It is cliched, absolutely, but we are in uncertain times. It is going to take time and effort to carve a path back to something we could consider “normal”.
Alarm, roll out of bed, shower, clothes, coffee, trudge, train, trudge, coffee, elevator, office, log on.
It is a cycle that many would have got used to over the course of their working lives. An ever-present, almost automatic, list of items that gets rolled through every morning without too much thought at all.
Then just about everything we thought we knew was turned on its head earlier this year when the COVID-19 pandemic rearranged, within a matter of weeks and without warning, how our society was going to function.
Gone was the trudge to the train station in the early morning light. Gone were the ever-tedious but compulsory “how was your weekend?” “Not long enough” conversation as you walked into the office. Gone was the office. The meetings that should have been emails. The disgustingly cheap and uncomfortable office chair. The desk.
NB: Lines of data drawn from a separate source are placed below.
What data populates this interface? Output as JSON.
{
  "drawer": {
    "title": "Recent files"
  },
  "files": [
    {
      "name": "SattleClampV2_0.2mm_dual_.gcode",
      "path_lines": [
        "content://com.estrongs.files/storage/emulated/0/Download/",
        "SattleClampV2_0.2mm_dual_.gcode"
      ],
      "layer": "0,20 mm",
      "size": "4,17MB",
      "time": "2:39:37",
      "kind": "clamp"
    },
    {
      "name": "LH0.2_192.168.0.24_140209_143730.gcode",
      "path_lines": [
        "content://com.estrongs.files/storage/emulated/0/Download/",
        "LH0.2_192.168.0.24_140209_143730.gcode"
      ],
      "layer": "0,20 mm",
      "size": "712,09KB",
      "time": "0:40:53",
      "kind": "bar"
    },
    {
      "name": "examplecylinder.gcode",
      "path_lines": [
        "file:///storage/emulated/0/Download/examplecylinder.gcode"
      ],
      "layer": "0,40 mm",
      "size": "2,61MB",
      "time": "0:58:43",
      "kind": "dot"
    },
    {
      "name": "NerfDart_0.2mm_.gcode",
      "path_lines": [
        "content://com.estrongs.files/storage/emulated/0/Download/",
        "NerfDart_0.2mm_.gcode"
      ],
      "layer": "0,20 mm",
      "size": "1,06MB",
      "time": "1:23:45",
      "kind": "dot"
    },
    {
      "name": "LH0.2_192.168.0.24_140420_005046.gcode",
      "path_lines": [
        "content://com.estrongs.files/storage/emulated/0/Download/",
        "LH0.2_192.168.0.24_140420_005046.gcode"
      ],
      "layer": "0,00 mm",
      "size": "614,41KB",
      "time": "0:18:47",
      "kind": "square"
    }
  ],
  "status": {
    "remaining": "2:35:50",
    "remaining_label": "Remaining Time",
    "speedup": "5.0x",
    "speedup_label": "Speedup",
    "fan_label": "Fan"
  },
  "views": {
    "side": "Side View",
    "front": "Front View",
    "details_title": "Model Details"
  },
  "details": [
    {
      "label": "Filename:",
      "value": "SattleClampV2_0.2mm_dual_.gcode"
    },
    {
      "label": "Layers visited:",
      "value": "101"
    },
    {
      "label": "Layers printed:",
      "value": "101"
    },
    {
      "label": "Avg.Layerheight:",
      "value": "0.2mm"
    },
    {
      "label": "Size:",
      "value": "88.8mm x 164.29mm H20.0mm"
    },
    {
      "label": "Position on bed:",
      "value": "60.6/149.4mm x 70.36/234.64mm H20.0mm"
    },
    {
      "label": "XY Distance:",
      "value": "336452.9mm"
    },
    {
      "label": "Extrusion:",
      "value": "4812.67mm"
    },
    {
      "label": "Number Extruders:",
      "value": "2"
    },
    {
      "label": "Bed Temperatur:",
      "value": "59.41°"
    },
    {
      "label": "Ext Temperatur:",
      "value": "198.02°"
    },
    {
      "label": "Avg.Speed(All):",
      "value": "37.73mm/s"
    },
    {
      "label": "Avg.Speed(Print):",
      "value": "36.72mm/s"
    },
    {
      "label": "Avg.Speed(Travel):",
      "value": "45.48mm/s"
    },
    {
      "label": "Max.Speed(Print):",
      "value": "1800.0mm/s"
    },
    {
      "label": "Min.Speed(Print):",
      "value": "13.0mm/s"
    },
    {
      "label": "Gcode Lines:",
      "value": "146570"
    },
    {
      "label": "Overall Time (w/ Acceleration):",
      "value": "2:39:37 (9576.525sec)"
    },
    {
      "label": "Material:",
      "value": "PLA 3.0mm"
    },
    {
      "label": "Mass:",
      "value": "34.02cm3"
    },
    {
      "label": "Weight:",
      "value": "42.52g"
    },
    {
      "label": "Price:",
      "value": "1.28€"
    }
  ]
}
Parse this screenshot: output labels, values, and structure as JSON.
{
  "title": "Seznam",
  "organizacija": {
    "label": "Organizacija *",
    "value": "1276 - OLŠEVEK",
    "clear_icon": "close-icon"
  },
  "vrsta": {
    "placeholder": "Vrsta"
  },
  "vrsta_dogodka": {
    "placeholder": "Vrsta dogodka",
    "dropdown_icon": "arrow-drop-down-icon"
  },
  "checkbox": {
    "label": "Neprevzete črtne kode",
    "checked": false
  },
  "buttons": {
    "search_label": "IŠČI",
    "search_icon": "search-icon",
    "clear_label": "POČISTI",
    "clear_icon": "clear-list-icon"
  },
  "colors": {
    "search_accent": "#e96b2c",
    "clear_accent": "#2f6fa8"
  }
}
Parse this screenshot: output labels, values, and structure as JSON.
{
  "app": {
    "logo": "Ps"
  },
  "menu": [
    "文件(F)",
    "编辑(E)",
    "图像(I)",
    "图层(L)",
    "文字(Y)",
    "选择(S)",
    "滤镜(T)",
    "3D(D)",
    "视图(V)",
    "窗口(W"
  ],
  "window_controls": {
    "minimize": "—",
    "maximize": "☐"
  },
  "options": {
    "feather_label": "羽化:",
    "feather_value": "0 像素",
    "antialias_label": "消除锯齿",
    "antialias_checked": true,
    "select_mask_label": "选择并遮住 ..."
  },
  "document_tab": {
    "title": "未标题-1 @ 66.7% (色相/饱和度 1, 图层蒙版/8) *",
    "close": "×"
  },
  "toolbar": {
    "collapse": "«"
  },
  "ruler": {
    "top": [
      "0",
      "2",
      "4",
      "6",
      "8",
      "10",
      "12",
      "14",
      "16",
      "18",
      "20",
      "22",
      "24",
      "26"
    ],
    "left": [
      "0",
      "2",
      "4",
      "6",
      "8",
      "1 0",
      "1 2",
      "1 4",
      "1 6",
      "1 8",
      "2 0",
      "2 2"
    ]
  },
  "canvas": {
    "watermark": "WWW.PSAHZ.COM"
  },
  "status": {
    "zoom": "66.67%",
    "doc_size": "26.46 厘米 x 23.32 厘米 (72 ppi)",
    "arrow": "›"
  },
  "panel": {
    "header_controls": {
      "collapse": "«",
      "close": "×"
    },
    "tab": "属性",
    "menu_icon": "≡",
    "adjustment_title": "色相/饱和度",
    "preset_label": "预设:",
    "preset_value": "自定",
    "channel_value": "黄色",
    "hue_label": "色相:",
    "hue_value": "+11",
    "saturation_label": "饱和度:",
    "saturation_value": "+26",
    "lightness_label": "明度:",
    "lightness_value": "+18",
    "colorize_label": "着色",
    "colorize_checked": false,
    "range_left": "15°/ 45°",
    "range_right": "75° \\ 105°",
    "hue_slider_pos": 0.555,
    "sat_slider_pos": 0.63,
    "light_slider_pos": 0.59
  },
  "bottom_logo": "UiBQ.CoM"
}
My commute when from over 30 minutes to less than 30 seconds as I rolled out of bed, found a shirt and flopped, gracelessly, into a chair while booting up the myriad computers I was using to work from home.
It was, for a time, glorious. Which was weird because for the vast majority of my working life, I had always aimed to keep a strict separation between work and home.
Work was for work, and home was absolutely not for working unless completely and unavoidably necessary. The latter, for example, would be things like needing to get something filed and instead of staying back late to finish it, getting up early and doing it from home before heading into the office. I am much more a morning than evening person.
But when the call came that I was being asked to return to the office, my initial response was not one of immediate joy at being able to return the desk space to a place where video games were played. I had, in the matter of just a few weeks, grown accustomed to working from home, and did not envy the prospect of having to return to the office.
I am sure I am not alone, and as the weeks and months go one, there will be stronger and stronger calls from managers and company owners for their staff – in particular white collar office-based staff like myself – to return to offices, if not on a full-time basis then the majority of the time.
For me, the transition was somewhat sudden. Once the call was made, there was a two-week lenience to allow for not having to cancel some appointments made under the assumption I was going to be at home, before returning full time to the office.
I have been back three weeks already.
However I find myself wondering whether that is the best? There were certainly advantages to working from home, just as there are working from the office.
It is not just things like not having to buy petrol for the car (or pay for public transport, if that’s your thing). There’s the lost time commenting, at least an hour or more a day. I miss being able to set my Microsoft Teams status as “do not disturb” and have it hold off on the interruptions of the department chat room so I could focus on what I was doing.
At the back of my mind, of course, is the ongoing risk of exposure to COVID-19, although at present, in this part of the country at least, the risk is very low.
On the other hand, going back to the office means having face-to-face conversations with people who are not my immediate family. Home is, once again, a place for home-type activities. I can leave work at the door.
We all have to find our way and we are all likely to find different things that work for us. And that’s the important lesson, really.